I could go on and on, but I think you get the basic idea of where I am going with this whether you agree with my "fight fire with fire" proposal or not.

This lunacy is just incomprehensible.

The educators at W.F. Burns Middle School couuld instruct their students on how to make a finger gun, point it at the Bad Guy and yell "bang, bang, you're dead!"

Oh, wait! The kids could get suspended for that!

God help us.



  1. Maybe they did another study showing mass murderers are shooting up schools not because the schools are easy targets. Maybe the mass murderers are mass murderers because they're just plain hongry.

    Throw them some food and they'll go away.

    Plus, nothing beats the threat of a can of peas thrown with the velocity that only a 5 year old can muster.

  2. All they are asking is "give peas a chance."

    Perfectly said, Anon!

  3. See I told you that you can use food for more than just cooking, you can defend yourself with it too. Hence the reason why I am a food blogger. So I can defend us and our kids against intruders with canned food. Of course nothing works better than my cast iron pan up against your dumbass skull but I will save that on those "special" occasions. :)

    1. Wait! Cast iron skull.....YOU TUBE! It'll be a viral smash!

    2. Possibly but there are too many bleeding hearts that like you, their butts might hurt. Only the people who truly know us would find the entertainment value in it.

    3. "people who truly know us would find the entertainment value in it."

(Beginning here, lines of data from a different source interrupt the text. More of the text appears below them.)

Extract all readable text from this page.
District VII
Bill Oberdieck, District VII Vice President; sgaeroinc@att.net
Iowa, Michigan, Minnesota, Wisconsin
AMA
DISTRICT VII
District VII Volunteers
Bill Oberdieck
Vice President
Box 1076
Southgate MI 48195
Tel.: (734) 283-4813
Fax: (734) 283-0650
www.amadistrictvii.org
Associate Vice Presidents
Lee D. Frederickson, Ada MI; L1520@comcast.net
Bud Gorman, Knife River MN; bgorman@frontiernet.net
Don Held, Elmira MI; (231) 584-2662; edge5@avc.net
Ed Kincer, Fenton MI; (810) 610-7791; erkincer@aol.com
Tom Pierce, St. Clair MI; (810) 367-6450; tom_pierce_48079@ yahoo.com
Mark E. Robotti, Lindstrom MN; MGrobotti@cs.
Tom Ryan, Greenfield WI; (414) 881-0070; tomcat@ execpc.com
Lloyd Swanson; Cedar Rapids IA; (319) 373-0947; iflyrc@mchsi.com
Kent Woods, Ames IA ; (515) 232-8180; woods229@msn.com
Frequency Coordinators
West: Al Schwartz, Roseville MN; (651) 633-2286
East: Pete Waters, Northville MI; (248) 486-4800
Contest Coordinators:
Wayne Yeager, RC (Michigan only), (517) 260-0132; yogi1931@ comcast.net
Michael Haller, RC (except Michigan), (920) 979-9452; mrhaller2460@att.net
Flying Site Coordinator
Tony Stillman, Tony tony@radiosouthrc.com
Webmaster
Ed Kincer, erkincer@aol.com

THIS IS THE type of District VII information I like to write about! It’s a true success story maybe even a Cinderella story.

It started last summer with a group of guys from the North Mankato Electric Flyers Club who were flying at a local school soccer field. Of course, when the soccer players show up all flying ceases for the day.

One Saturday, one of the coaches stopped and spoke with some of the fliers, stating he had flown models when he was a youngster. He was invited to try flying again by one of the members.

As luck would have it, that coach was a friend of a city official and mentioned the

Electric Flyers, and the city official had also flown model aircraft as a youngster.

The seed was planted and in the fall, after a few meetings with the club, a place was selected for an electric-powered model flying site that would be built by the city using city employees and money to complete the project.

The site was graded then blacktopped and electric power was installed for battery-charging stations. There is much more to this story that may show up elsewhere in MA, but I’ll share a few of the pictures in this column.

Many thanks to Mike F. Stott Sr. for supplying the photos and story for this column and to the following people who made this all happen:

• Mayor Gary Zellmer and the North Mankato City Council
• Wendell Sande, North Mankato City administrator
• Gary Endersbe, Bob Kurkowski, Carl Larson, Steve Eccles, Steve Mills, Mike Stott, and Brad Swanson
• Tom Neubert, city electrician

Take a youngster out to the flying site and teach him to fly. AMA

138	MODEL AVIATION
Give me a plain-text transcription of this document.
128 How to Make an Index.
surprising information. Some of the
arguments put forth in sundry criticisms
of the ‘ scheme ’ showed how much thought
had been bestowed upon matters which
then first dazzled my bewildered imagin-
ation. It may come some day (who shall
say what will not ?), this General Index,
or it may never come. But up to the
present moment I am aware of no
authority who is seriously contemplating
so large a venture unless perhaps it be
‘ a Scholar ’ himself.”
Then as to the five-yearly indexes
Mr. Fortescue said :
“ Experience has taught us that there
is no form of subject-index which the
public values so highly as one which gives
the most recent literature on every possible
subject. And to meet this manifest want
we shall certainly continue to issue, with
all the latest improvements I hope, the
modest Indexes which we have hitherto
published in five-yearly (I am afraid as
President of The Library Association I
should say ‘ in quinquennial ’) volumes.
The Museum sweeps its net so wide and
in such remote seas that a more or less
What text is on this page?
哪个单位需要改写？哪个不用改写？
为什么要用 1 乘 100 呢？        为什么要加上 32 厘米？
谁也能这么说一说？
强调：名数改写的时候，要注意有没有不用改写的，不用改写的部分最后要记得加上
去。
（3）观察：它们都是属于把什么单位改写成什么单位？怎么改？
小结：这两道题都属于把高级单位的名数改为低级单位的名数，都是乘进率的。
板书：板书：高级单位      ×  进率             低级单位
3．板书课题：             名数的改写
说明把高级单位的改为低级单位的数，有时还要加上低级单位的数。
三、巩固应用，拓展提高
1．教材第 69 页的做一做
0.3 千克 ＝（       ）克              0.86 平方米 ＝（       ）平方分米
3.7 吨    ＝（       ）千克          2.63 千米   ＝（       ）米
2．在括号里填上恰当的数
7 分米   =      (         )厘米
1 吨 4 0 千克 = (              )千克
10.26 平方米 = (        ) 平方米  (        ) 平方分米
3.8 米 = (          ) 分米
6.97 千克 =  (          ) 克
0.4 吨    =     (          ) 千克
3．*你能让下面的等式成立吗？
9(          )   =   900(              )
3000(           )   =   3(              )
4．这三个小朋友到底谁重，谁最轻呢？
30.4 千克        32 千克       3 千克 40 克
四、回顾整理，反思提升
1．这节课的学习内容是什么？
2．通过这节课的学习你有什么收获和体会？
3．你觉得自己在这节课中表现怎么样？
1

      This is what we call one of those "special" Saturday nights.

  4. So do you think a canned veggie that has low sodium would hurt less? Full fat would probably be the best deterrent for a whackjob with an AK47 for sure.

    Stupidest. Idea. Ever.

    Perhaps just arm the baseball and softball players with the canned goods rather than hire a full on armed security detail.

    1. Although I prefer to blast the motherfucker to smithereeens, I love the idea of the ball teams playing chin music on a Bad Guy!